What are the best practices for indicator creation and management?
Indicator best practices
Keep the following notes in mind when creating and managing indicators:
-
Consider the following when you set the collection interval and window duration:
-
The collection interval configured in NSP is ignored by resources that are managed by NFM-P. Instead, the collection interval of resources managed by NFM-P is determined by the corresponding NFM-P MIB entry policy.
-
When configuring an indicator with a formula for resources managed by NFM-P, the window duration must be at least twice as long as, and be a multiple of, the NFM-P MIB policy. An example is a 5 min MIB policy and a 15 min window duration.
-
When configuring an indicator with a formula for resources managed by MDM, the window duration must be at least twice as long as, and be a multiple of, the collection interval.
-
-
Avoid divide-by-zero scenarios when constructing formulas. Arithmetic operations that are divided by zero produce no output, while aggregation operations output zero from the operation that is divided by zero.
-
Before completing indicator creation, it is a best practice to verify resources to ensure you see a reasonable value for each counter.
Certain counters may not be fully supported in an NE managed by NFM-P and they default to zero, which causes an unexpected calculated KPI value. Other counters may have an actual value of zero. For example, a value of zero for a speed counter can indicate a down port—that is, an actual value of zero speed—or a counter that does not appear in the relevant mapping artifact.
-
Clicking VERIFY RESOURCES in an indicator shows the network device identifiers for the resources that respond to the object filter. The network device identifier is the unique identifier included by the NE in the telemetry messages.
The network device indicator is also the NE identifier used for indicator charting and threshold events in Visualizations.
-
If an indicator configuration is updated, the indicator restarts, causing an expected gap in data until it can start collecting data with the new window duration.
-
Indicator data points are time stamped to the start of the window duration. For example, for an indicator with a window duration of 15 min, the data point or threshold event at 16:15 on the chart represents the window from 16:15 to 16:30.
Output from indicators with formulas
The data required by the formula must be received and processed after the window duration ends before generating the indicator value.
A keep-alive delay of 120 s is used after the window duration, to ensure that all messages from the window have been received before outputting the value. The output for a window is delayed until both of the following criterial are met: the keep-alive has expired and a new message is received after the expiry of the keep-alive.
Example: Indicators with a 5-minute collection interval and 15-minute window duration. The 15-minute collection window starts at midnight (00:00 to 00:15).
After the window closes, the indicator waits for the next set of messages to be received before proceeding to calculate the indicator value for the previous window.
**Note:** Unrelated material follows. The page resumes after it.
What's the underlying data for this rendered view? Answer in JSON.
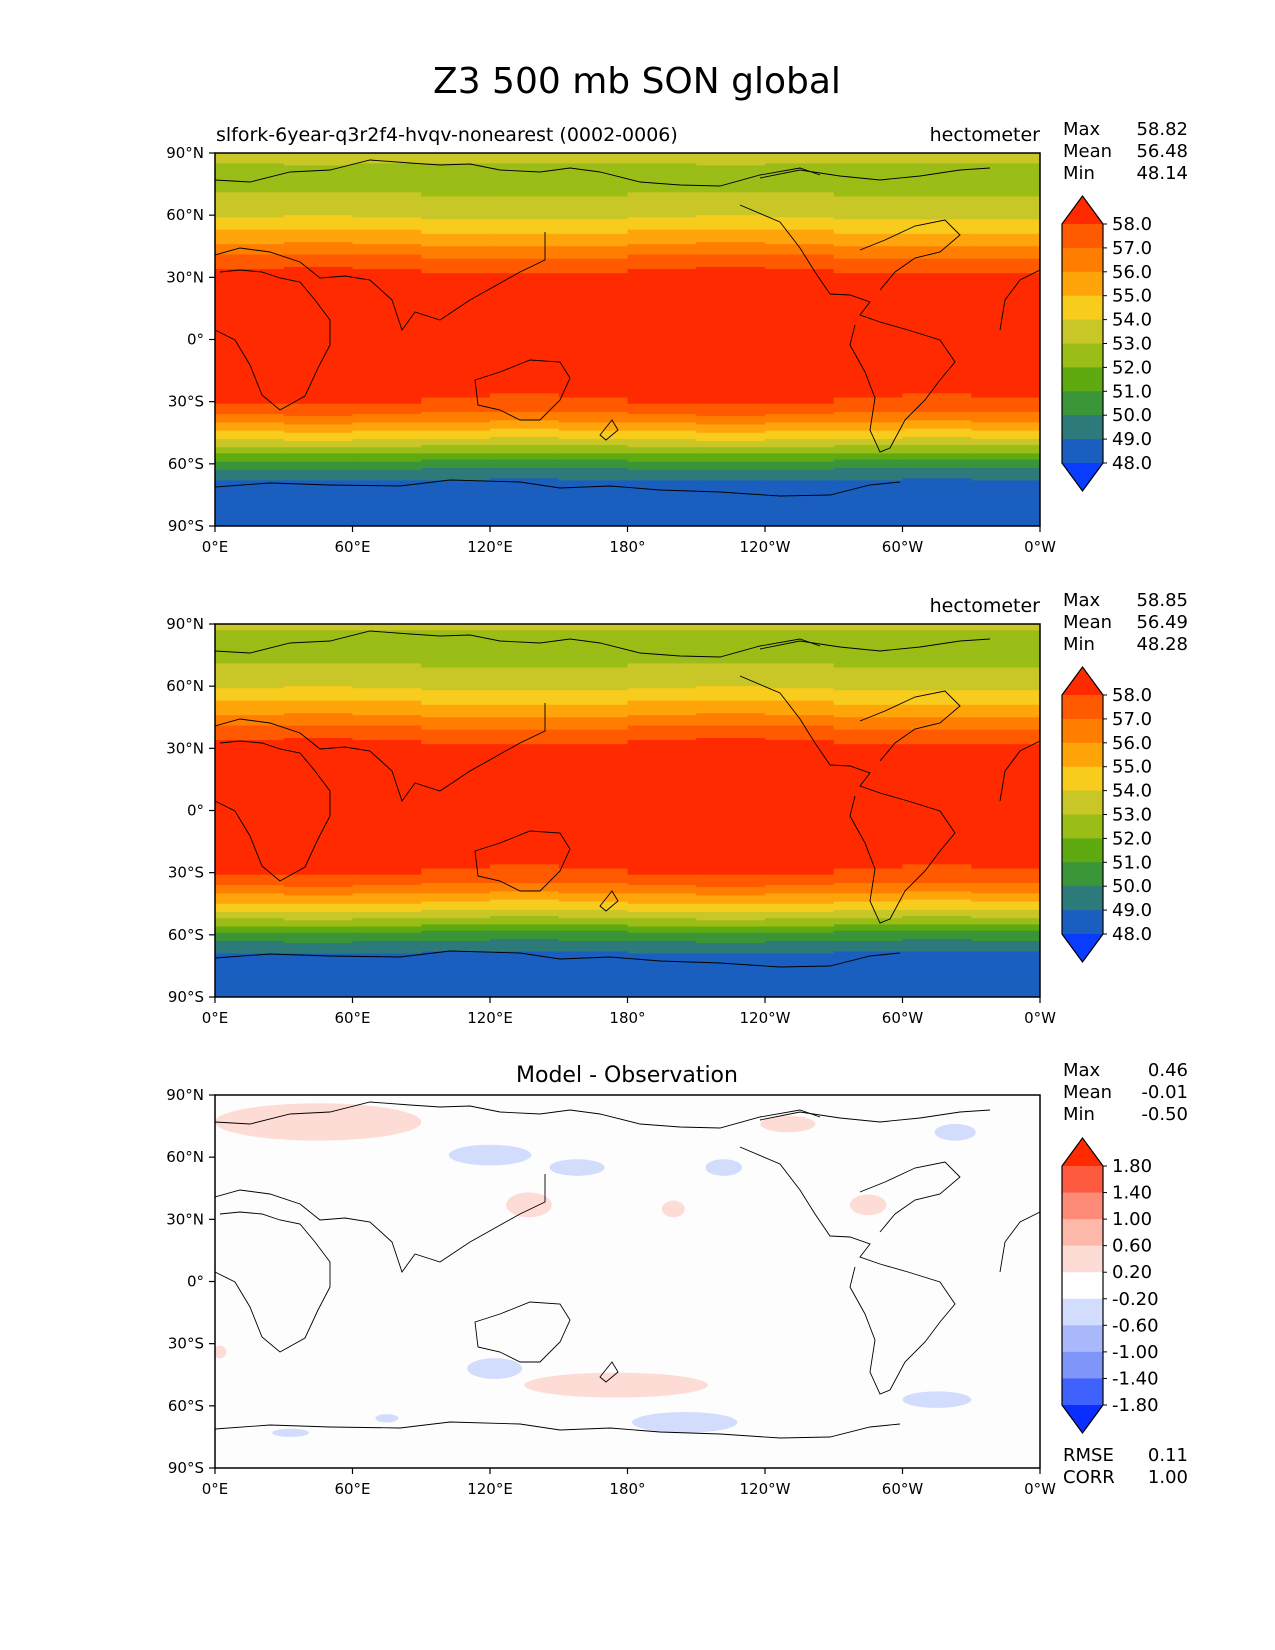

When a message is received with a time stamp after 00:17, that is, the end of the window plus the 2 min keep-alive, it confirms that all messages from the 00:00 to 00:15 window have been received and the value can be calculated.
The delay for calculation depends on the formula:
-
Output from an indicator with an arithmetic formula requires an additional collection interval. For this example, the delay is 5 min.
Example formula: {received-octets-periodic_sum}+{transmitted-octets-periodic_sum}
The data point for the 00:00 to 00:15 collection window is processed at 00:20. The sum can be calculated when the next collection occurs and a value for after 00:17 is received.
-
Output from an indicator with an aggregate formula requires an additional collection interval, plus the window duration (for this example, 20 minutes).
Example formulas:
The data point for the 00:00 to 00:15 window is processed at 00:35.
The example formula is a sum of values which are collected at an interval. Each of these values is confirmed when the next interval starts, at 00:20. After the values are confirmed, the sum can be calculated. The sum is confirmed when another aggregated message from after 00:17 is received, at 00:35.
-
A more complex formula requiring multiple levels of aggregation requires additional delays.
Example formula, with two layers of aggregation: max(({transmitted-octets-periodic_sum}+{received-octets-periodic_sum})/sum({speed_avg}))
The delay for this formula is one collection interval plus one window duration per level of aggregation, or 35 min.